Kesepakatan adalah syarat sahnya perjanjian (kontrak), dan ini merupakan tahap akhir dari proses negosiasi kontrak. Anda perlu membuat kesepakatan dan mempertemukan penawaran dan penerimaan dengan mitra bisnis Anda jika ingin bergeser ke meja penandatanganan kontrak. Jika Anda yang menawarkan, maka pastikan lawan Anda menerimanya, demikian sebaliknya. Dalam prakteknya memang tak semudah itu, tapi jika Anda menguasai seluruh informasi dan bersikap open dan fair, maka Anda akan nampak bersungguh-sungguh untuk menjalin sebuah kerja sama bisnis.

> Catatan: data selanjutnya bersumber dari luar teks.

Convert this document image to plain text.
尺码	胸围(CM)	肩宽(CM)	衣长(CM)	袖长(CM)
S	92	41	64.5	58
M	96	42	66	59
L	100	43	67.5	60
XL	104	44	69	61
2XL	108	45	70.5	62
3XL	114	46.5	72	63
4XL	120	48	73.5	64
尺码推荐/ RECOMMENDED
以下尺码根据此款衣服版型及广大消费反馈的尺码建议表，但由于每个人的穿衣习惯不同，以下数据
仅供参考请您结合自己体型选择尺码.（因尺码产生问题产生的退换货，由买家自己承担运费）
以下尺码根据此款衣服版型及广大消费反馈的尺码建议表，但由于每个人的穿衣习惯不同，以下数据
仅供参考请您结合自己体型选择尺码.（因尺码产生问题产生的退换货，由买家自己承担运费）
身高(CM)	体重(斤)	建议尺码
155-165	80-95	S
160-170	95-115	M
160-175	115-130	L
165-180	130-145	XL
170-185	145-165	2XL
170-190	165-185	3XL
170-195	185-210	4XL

Setibanya di meja negosiasi, pilihan-pilihan yang didukung oleh informasi yang meyakinkanlah yang mampu memberi kekuatan dalam mengarahkan kesepakatan. Pilihan-pilihan itu meliputi tuntutan hak dan kewajiban yang bukan saja menguntungkan satu pihak tapi juga harus menguntungkan pihak lain – simbiosis mutualisme. Tak ada orang yang ingin rugi, jadi dengan niat itulah setiap orang berangkat menuju ke meja perundingan.
Jika Anda dan lawan negosiasi Anda memperebutkan buah jeruk, Anda harus menyadarinya bahwa Anda hanya membutuhkan isinya sementara lawan negosiasi Anda membutuhkan kulitnya. Jadi, Anda tak perlu membelah buah jeruk itu menjadi dua bagian, yang membuat Anda dan lawan negosiasi Anda merasa sama-sama kalah karena hanya memperoleh setengah dari apa yang diharapkan.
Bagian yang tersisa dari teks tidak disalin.